Porque tenho de começar por algum lado, um aspeto que acho interessante do jogo, que me apercebi recentemente, é a expectativa que o mesmo cria, com base no tipo de jogo que é. Por exemplo, há uma semanas estava a falar com um amigo que ainda não experimentou o jogo e ele mostrou interesse, uma vez que gosta de jogos aos quais possa dedicar muitas horas. Para além disso, assumiu que, por ser mundo aberto, tem a possibilidade de abordar as situações de maneira muito diversa.

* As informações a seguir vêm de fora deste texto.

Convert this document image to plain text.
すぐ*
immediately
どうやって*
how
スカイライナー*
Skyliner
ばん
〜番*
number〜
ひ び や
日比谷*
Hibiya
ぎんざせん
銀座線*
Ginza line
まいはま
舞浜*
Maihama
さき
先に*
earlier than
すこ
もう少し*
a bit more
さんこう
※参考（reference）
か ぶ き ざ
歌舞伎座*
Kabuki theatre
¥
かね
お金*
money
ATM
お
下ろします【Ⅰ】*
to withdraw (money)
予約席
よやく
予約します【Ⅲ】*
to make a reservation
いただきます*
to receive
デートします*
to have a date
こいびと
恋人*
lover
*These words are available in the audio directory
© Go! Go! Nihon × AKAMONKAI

Infelizmente não é bem esse o caso. Ao ouvir isto dei comigo a pensar na ironia da situação em que temos um jogo que apesar de ser de mundo aberto, tem um design tão linear, que a maneira como nós abordamos as situações são praticamente iguais à de outros jogadores. Para ser claro, o problema não é o design linear por si mesmo, mas sim, o facto do jogo pegar num modelo de mundo aberto e não o aproveitar para desenvolver a resolução de problemas de formas criativas. Para um jogo tão focado em realismo, na minha opinião, por vezes desnecessário, e um mundo tão dinâmico, temos uma forma chocantemente limitada para interagir com ele. Por exemplo, ao viajar pelo mapa, encontramos com regularidade bandidos a quererem armar-nos ciladas e a resposta a estas situações é sempre a mesma – dar-lhes um tiro na cara. Com isto não quero dizer que os controlos ou jogabilidade são maus, apenas muito repetitivos e requerem pouco ou nenhum desafio. Para além destes encontros, temos ainda missões com história propriamente dita em que a Rockstar tira completamente qualquer liberdade que se possa ter, em que se segue uma série extremamente rígida de instruções até acabar a missão, e caso não sigamos essas instruções exatamente quando eles querem, falhamos a missão e temos de repetir tudo.
Em segundo lugar gostava de falar da importância do inicio dum jogo, seja ele qual for. Para isso achei que poderia ajudar referir um documentário sobre o processo criativo do reboot de Doom, lançado em 2016, em que o diretor do jogo refere que o inicio é uma das partes mais importantes porque serve para comunicar ao jogador que tipo de experiência vai ter.
Olhando primeiro para Doom, um jogo de ação, este não perde muito tempo com introduções – uns simples 40 segundos com uma narração e uma cutscene, que nos informam do tom do jogo, antes de tomarmos controlo, fazem o trabalho com eficácia.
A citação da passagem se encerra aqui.